Sünnetin korunduğunun delillerinden birisi, “Zikri biz indirdik ve onu koruyacak olan da biziz, biz!” Hicr 9 ayetidir. Bu ayet Allah’ın zikri koruyacağına dair kesin bir vaadidir. Peki Zikir nedir? Hiç şüphe yok ki zikir öncelikle Kuran’ı içerisine alır. Fakat iyice düşünüldüğünde ve araştırıldığında Nebi’nin sünneti de bunun içerisindedir. “Sana zikri indirdik ki, kendilerine indirileni insanlara açıklayasın...” Nahl 44 ayeti mucibince Resul’ün dindeki sözleri Allah tarafından bildirilmiş vahiydir. Allah tarafından bildirilen her vahyin “indirilmiş zikir” olduğunda ihtilaf yoktur. Böyle olunca Rasulullah’ın din hususunda söylediği şeylerden bir kısmının kaybolmasına, insanların açık-seçik biçimde birbirinden ayıramayacağı tarzda ona batıl ve uydurmaların karışmasına imkan yoktur. Eğer birisi, “Allah zikirle sadece Kuran’ı kastedmiştir, dolayısıyla korumayı vaat ettiği sadece Kuran’dır, harici vahiyler değil”, derse o zaman deriz ki; Zikir, hem Nebi’ye indirilmiş Kitab’a hem de onu açıklayan Sünnet’e verilmiş isimdir. “Sana zikri indirdik ki, kendilerine indirileni insanlara açıklayasın...” Nahl 44 ayetince Rasulullah’ın insanlara Kuran’ı açıklamakla emrolunduğu açıktır. Kuran’da Allah’ın, lafzıyla tam olarak neyi, nasılı kastettiğini anlayamadığımız birçok mücmel ayet vardır ve bu ayetleri ancak Resül’ün açıklamasıyla anlayabiliriz. Eğer, Rasulullah’ın bu mücmel ayetleri açıklamaları, Kuran’a dair izahları korunmuş değilse, kendisinde olmayan uydurmalar karışmışsa ve bunların olmayacağına dair Rahmani bir kefalet ortada yoksa, Kuran naslarından istifade etmek de boş bir uğraş, batıl bir uğraş olmaktan kendini kurtaramazdı. Ayrıca üstümüze farz olan hükümler de batıl olurdu. Bilinen bir gerçektir ki, İslam şeriatının iki ana mercii, temel kaynağı vardır: Kuran ve Sünnet. “Bir anlaşmazlığa düştüğünüz zaman onu Allah ve resulüne götürün...” Nisa 59 ayetiyle, “Dikkat ediniz, bana Kuran ve O’nun bir benzeri verildi.” (Ebu Davud) hadisi bu manada çok şey ifade etmektedir. Kuran bize mutevatir olarak geldiği için korunmuştur. Sünnete gelince, o Kuran’ın açıklayıcısı, şerhedicisi, ondan gelen hükümleri özelleştiren, mutlak hükümleri takyit edendir. Sünnetten yoksun salt Kuran’ı anlamak, onunla hükmetmek, amel etmek mümkün değildir. Bu yüzden Rabb’imizin Sünneti koruması bir gerekliliktir. Bunun üzerine sahih bir usul kaidesi konulmuştur: “Kendisiyle vacibin tamamlandığı şey de vaciptir.”
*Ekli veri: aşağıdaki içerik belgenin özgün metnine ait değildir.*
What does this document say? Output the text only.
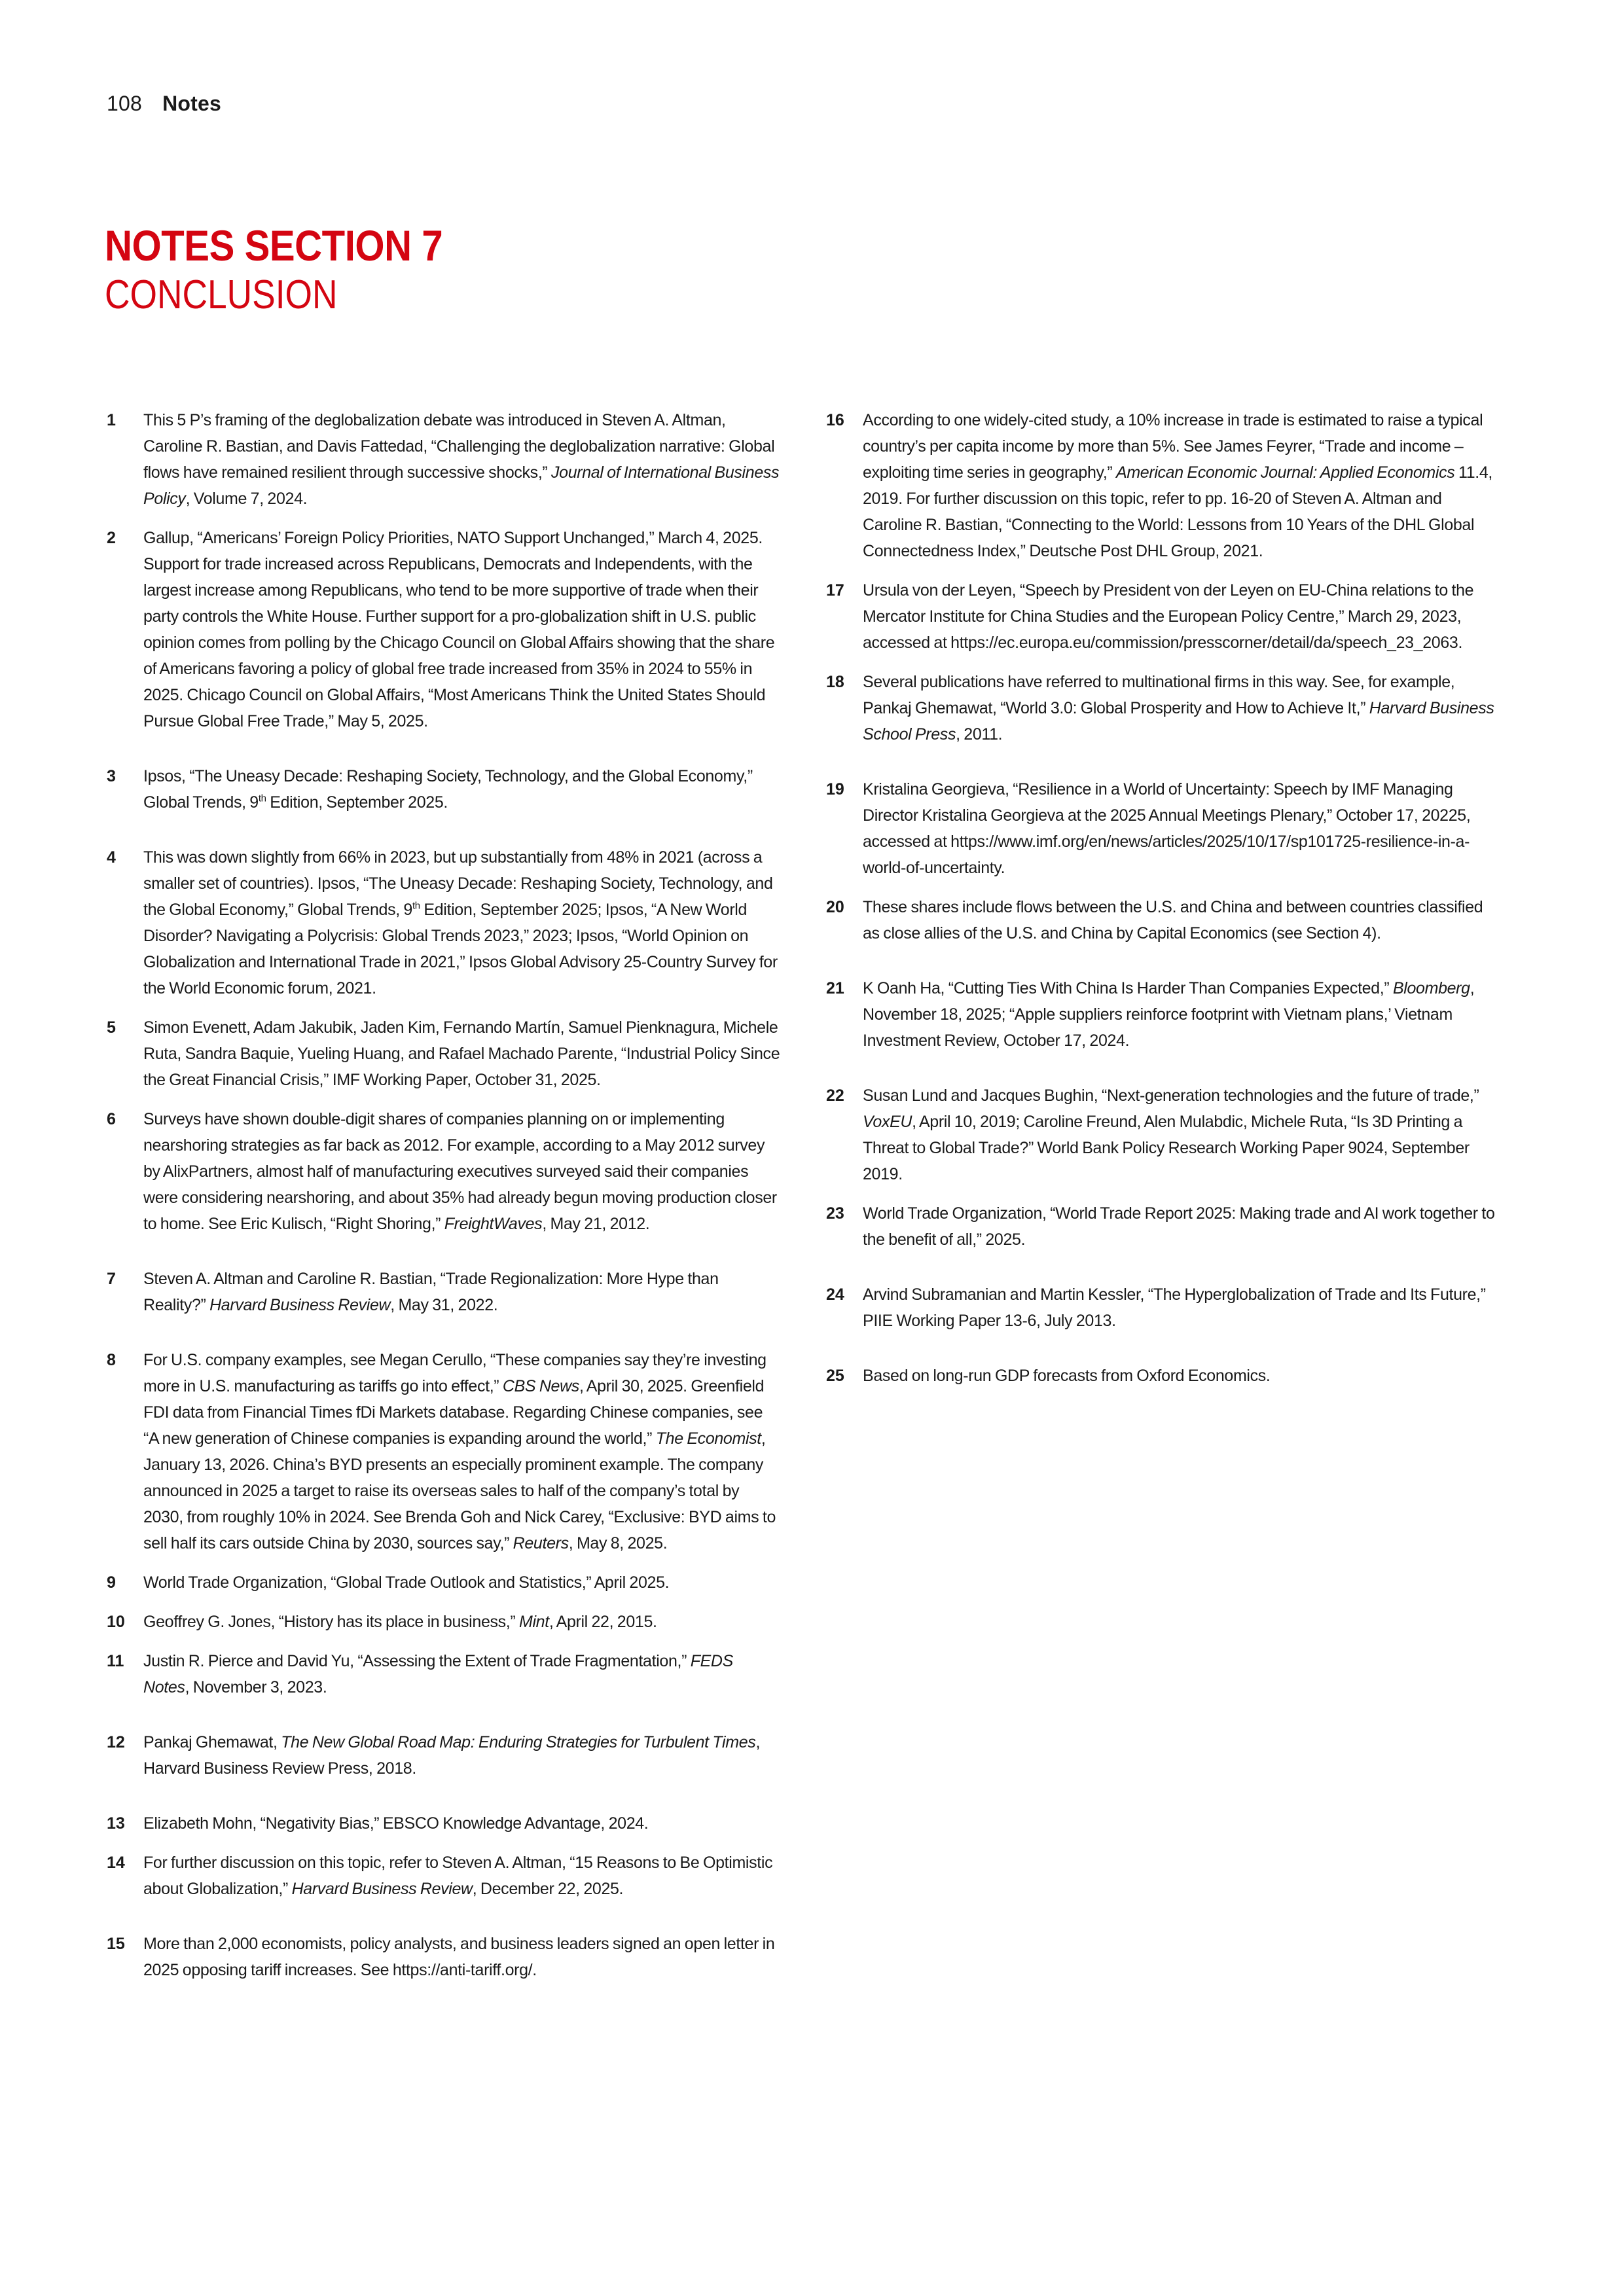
108 Notes
NOTES SECTION 7
CONCLUSION
1	This 5 P’s framing of the deglobalization debate was introduced in Steven A. Altman, Caroline R. Bastian, and Davis Fattedad, “Challenging the deglobalization narrative: Global flows have remained resilient through successive shocks,” Journal of International Business Policy, Volume 7, 2024.
2	Gallup, “Americans’ Foreign Policy Priorities, NATO Support Unchanged,” March 4, 2025. Support for trade increased across Republicans, Democrats and Independents, with the largest increase among Republicans, who tend to be more supportive of trade when their party controls the White House. Further support for a pro-globalization shift in U.S. public opinion comes from polling by the Chicago Council on Global Affairs showing that the share of Americans favoring a policy of global free trade increased from 35% in 2024 to 55% in 2025. Chicago Council on Global Affairs, “Most Americans Think the United States Should Pursue Global Free Trade,” May 5, 2025.
3	Ipsos, “The Uneasy Decade: Reshaping Society, Technology, and the Global Economy,” Global Trends, 9th Edition, September 2025.
4	This was down slightly from 66% in 2023, but up substantially from 48% in 2021 (across a smaller set of countries). Ipsos, “The Uneasy Decade: Reshaping Society, Technology, and the Global Economy,” Global Trends, 9th Edition, September 2025; Ipsos, “A New World Disorder? Navigating a Polycrisis: Global Trends 2023,” 2023; Ipsos, “World Opinion on Globalization and International Trade in 2021,” Ipsos Global Advisory 25-Country Survey for the World Economic forum, 2021.
5	Simon Evenett, Adam Jakubik, Jaden Kim, Fernando Martín, Samuel Pienknagura, Michele Ruta, Sandra Baquie, Yueling Huang, and Rafael Machado Parente, “Industrial Policy Since the Great Financial Crisis,” IMF Working Paper, October 31, 2025.
6	Surveys have shown double-digit shares of companies planning on or implementing nearshoring strategies as far back as 2012. For example, according to a May 2012 survey by AlixPartners, almost half of manufacturing executives surveyed said their companies were considering nearshoring, and about 35% had already begun moving production closer to home. See Eric Kulisch, “Right Shoring,” FreightWaves, May 21, 2012.
7	Steven A. Altman and Caroline R. Bastian, “Trade Regionalization: More Hype than Reality?” Harvard Business Review, May 31, 2022.
8	For U.S. company examples, see Megan Cerullo, “These companies say they’re investing more in U.S. manufacturing as tariffs go into effect,” CBS News, April 30, 2025. Greenfield FDI data from Financial Times fDi Markets database. Regarding Chinese companies, see “A new generation of Chinese companies is expanding around the world,” The Economist, January 13, 2026. China’s BYD presents an especially prominent example. The company announced in 2025 a target to raise its overseas sales to half of the company’s total by 2030, from roughly 10% in 2024. See Brenda Goh and Nick Carey, “Exclusive: BYD aims to sell half its cars outside China by 2030, sources say,” Reuters, May 8, 2025.
9	World Trade Organization, “Global Trade Outlook and Statistics,” April 2025.
10	Geoffrey G. Jones, “History has its place in business,” Mint, April 22, 2015.
11	Justin R. Pierce and David Yu, “Assessing the Extent of Trade Fragmentation,” FEDS Notes, November 3, 2023.
12	Pankaj Ghemawat, The New Global Road Map: Enduring Strategies for Turbulent Times, Harvard Business Review Press, 2018.
13	Elizabeth Mohn, “Negativity Bias,” EBSCO Knowledge Advantage, 2024.
14	For further discussion on this topic, refer to Steven A. Altman, “15 Reasons to Be Optimistic about Globalization,” Harvard Business Review, December 22, 2025.
15	More than 2,000 economists, policy analysts, and business leaders signed an open letter in 2025 opposing tariff increases. See https://anti-tariff.org/.
16	According to one widely-cited study, a 10% increase in trade is estimated to raise a typical country’s per capita income by more than 5%. See James Feyrer, “Trade and income – exploiting time series in geography,” American Economic Journal: Applied Economics 11.4, 2019. For further discussion on this topic, refer to pp. 16-20 of Steven A. Altman and Caroline R. Bastian, “Connecting to the World: Lessons from 10 Years of the DHL Global Connectedness Index,” Deutsche Post DHL Group, 2021.
17	Ursula von der Leyen, “Speech by President von der Leyen on EU-China relations to the Mercator Institute for China Studies and the European Policy Centre,” March 29, 2023, accessed at https://ec.europa.eu/commission/presscorner/detail/da/speech_23_2063.
18	Several publications have referred to multinational firms in this way. See, for example, Pankaj Ghemawat, “World 3.0: Global Prosperity and How to Achieve It,” Harvard Business School Press, 2011.
19	Kristalina Georgieva, “Resilience in a World of Uncertainty: Speech by IMF Managing Director Kristalina Georgieva at the 2025 Annual Meetings Plenary,” October 17, 20225, accessed at https://www.imf.org/en/news/articles/2025/10/17/sp101725-resilience-in-a-world-of-uncertainty.
20	These shares include flows between the U.S. and China and between countries classified as close allies of the U.S. and China by Capital Economics (see Section 4).
21	K Oanh Ha, “Cutting Ties With China Is Harder Than Companies Expected,” Bloomberg, November 18, 2025; “Apple suppliers reinforce footprint with Vietnam plans,’ Vietnam Investment Review, October 17, 2024.
22	Susan Lund and Jacques Bughin, “Next-generation technologies and the future of trade,” VoxEU, April 10, 2019; Caroline Freund, Alen Mulabdic, Michele Ruta, “Is 3D Printing a Threat to Global Trade?” World Bank Policy Research Working Paper 9024, September 2019.
23	World Trade Organization, “World Trade Report 2025: Making trade and AI work together to the benefit of all,” 2025.
24	Arvind Subramanian and Martin Kessler, “The Hyperglobalization of Trade and Its Future,” PIIE Working Paper 13-6, July 2013.
25	Based on long-run GDP forecasts from Oxford Economics.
Nebevi sünnetin gayba taalluk eden itikadi hususlarda olsun, ameli, siyasi yahut eğitimle alakalı konularda olsun, hayatın her yanına dair bütün durumlarda İslam şeriatının ikinci kaynağı olduğu noktasında ilk müslümanlar arasında tam bir ittifak vardır. Bu sebebe binaen rey, içtihat veya kıyas sebebiyle Sünnete muhalefet caiz olmaz. İmam Şafii, meşhur eseri Er-Risale’de şöyle der: “Haberin bulunduğu yerde kıyas yapmak helal değildir.”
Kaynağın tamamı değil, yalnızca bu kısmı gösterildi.